Glutamine (L-Gln) is a conditionally essential amino acid that plays a crucial role in various physiological processes, particularly under stress conditions such as major surgery, sepsis or trauma [1]. Clinical studies have demonstrated that intravenous glutamine supplementation in intensive care unit ICU patients improves regional vascular resilience and reduces the risk of intestinal bacterial translocation [2]. Additionally, research indicates that L-Gln can induce autophagy in intestinal epithelial cells, promoting cell survival under stress by regulating pathways like mTOR and p38 MAP kinase. This autophagic response is likely a key factor in its protective effects in the gut, potentially reducing complications in critically ill patients [3]. However, its therapeutic potential is limited by poor aqueous solubility and chemical instability. To overcome these challenges, L- alanyl-L-glutamine (Ala-Gln), a dipeptide synthesized through the dehydration-condensation of alanine and glutamine, has been developed [4]. This dipeptide rapidly undergoes enzymatic hydrolysis in vivo, releasing bioactive L-Gln to modulate intracellular pools [5], maintain cellular homeostasis [6], [7], [8], [9], [10], enhance intestinal cell viability [11], [12], [13], and support anabolic pathways, including protein and lipid biosynthesis [14], [15], [16]

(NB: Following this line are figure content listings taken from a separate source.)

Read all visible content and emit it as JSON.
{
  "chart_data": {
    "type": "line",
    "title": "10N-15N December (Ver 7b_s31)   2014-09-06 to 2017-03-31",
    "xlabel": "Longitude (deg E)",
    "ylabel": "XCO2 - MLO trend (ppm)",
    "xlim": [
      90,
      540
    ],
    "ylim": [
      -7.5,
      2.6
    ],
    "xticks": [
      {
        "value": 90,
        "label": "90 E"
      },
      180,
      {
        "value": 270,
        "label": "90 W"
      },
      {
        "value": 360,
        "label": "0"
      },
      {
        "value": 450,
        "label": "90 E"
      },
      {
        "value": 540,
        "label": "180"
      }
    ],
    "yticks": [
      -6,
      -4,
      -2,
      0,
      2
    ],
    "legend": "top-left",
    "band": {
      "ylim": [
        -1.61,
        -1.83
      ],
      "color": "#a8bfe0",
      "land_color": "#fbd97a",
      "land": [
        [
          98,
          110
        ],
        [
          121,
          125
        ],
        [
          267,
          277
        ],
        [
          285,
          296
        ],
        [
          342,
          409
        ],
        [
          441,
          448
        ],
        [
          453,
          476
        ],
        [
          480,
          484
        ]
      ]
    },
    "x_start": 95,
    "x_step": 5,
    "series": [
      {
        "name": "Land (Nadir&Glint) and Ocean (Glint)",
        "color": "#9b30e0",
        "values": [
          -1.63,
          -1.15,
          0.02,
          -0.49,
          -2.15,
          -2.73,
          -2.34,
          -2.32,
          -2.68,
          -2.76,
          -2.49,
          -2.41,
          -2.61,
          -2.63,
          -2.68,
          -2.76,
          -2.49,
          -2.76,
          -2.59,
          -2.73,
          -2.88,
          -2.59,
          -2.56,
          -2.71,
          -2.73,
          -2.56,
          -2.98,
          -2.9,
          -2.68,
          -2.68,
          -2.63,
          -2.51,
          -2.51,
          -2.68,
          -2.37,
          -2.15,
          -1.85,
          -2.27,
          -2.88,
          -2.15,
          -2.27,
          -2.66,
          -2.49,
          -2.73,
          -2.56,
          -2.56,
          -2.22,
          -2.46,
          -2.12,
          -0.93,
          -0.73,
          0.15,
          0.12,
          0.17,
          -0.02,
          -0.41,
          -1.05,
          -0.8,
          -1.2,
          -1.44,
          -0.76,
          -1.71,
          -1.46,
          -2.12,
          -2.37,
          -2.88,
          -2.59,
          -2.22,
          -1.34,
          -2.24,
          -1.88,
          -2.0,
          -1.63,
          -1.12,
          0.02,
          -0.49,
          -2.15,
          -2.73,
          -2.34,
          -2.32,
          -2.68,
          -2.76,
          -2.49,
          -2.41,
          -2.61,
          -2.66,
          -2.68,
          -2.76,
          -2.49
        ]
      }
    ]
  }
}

Compared to conventional chemical synthesis, which employs toxic reagents and has low atom economy [17], enzymatic catalysis offers a more environmental friendly and efficient alternative for dipeptide production. As consumer demand for natural and sustainable food additives increases, enzymatic peptide synthesis is emerging as a greener option. Various enzymatic systems facilitate dipeptide biosynthesis, including cyanidin synthase [18], non-ribosomal peptide synthase (NRPS) [19], D-alanine-alanine ligase [20], L-amino acid α-lyase (Lal) [21], glutathione synthetase [22], and α-amino acid ester acyltransferases (AETs) [23]. Among these, AETs have shown superior industrial applicability characterized by rapid reaction kinetics(kcat > 2.5 s⁻¹), minimal byproduct formation(<5 % side products) and ATP-independent catalysis [23]. Despite these merits, the industrial use of AETs remains currently limited by suboptimal catalytic efficiency (Km > 300 mM) and thermal denaturation susceptibility (T½ < 40 min at 30°C). Current research predominantly focuses on fermentation parameter optimization and host strain engineering [24], [25], with limited exploration of structure-function relationships or rational protein engineering approaches. Recent research has explored novel AETs through sequence similarity network studies and phylogenetic trees. Additionally, the GRASP tool has been used for ancestral sequence reconstruction to predict variants with improved thermostability and broader substrate specificity. These efforts aim to enhance stability and catalytic efficiency of AET for broader dipeptide production applications.

In our laboratory, we successfully cloned an AET homolog, designated as EAET, from Bacillus sp. SH-1. EAET exhibits low sequence identity (<30 %) to other AET sequences deposited in the NCBI database. -Given its unresolved crystal structure and unique catalytic properties, we employed a structure-guided semi-rational design strategy to enhance its performance. Through comparative sequence analysis, molecular dynamics simulations, and automated docking, we identified potential mutational hotspots within the substrate-binding cleft of EAET. Subsequent site-saturation mutagenesis of EAET yielded thermostable variants with enhanced catalytic efficiency. To gain deeper insights into the catalytic mechanism of the engineered EAET variants, we conducted stopped-flow kinetics and hydrogen-deuterium exchange mass spectrometry analyses. These studies provided valuable information on the enzyme's catalytic process. By establishing optimal reaction parameters through this systematic engineering approach, we achieved gram-scale enzymatic synthesis of Ala-Gln with a conversion efficiency exceeding 80 %. This accomplishment highlights the potential of our strategy for the practical application of EAET in dipeptide production.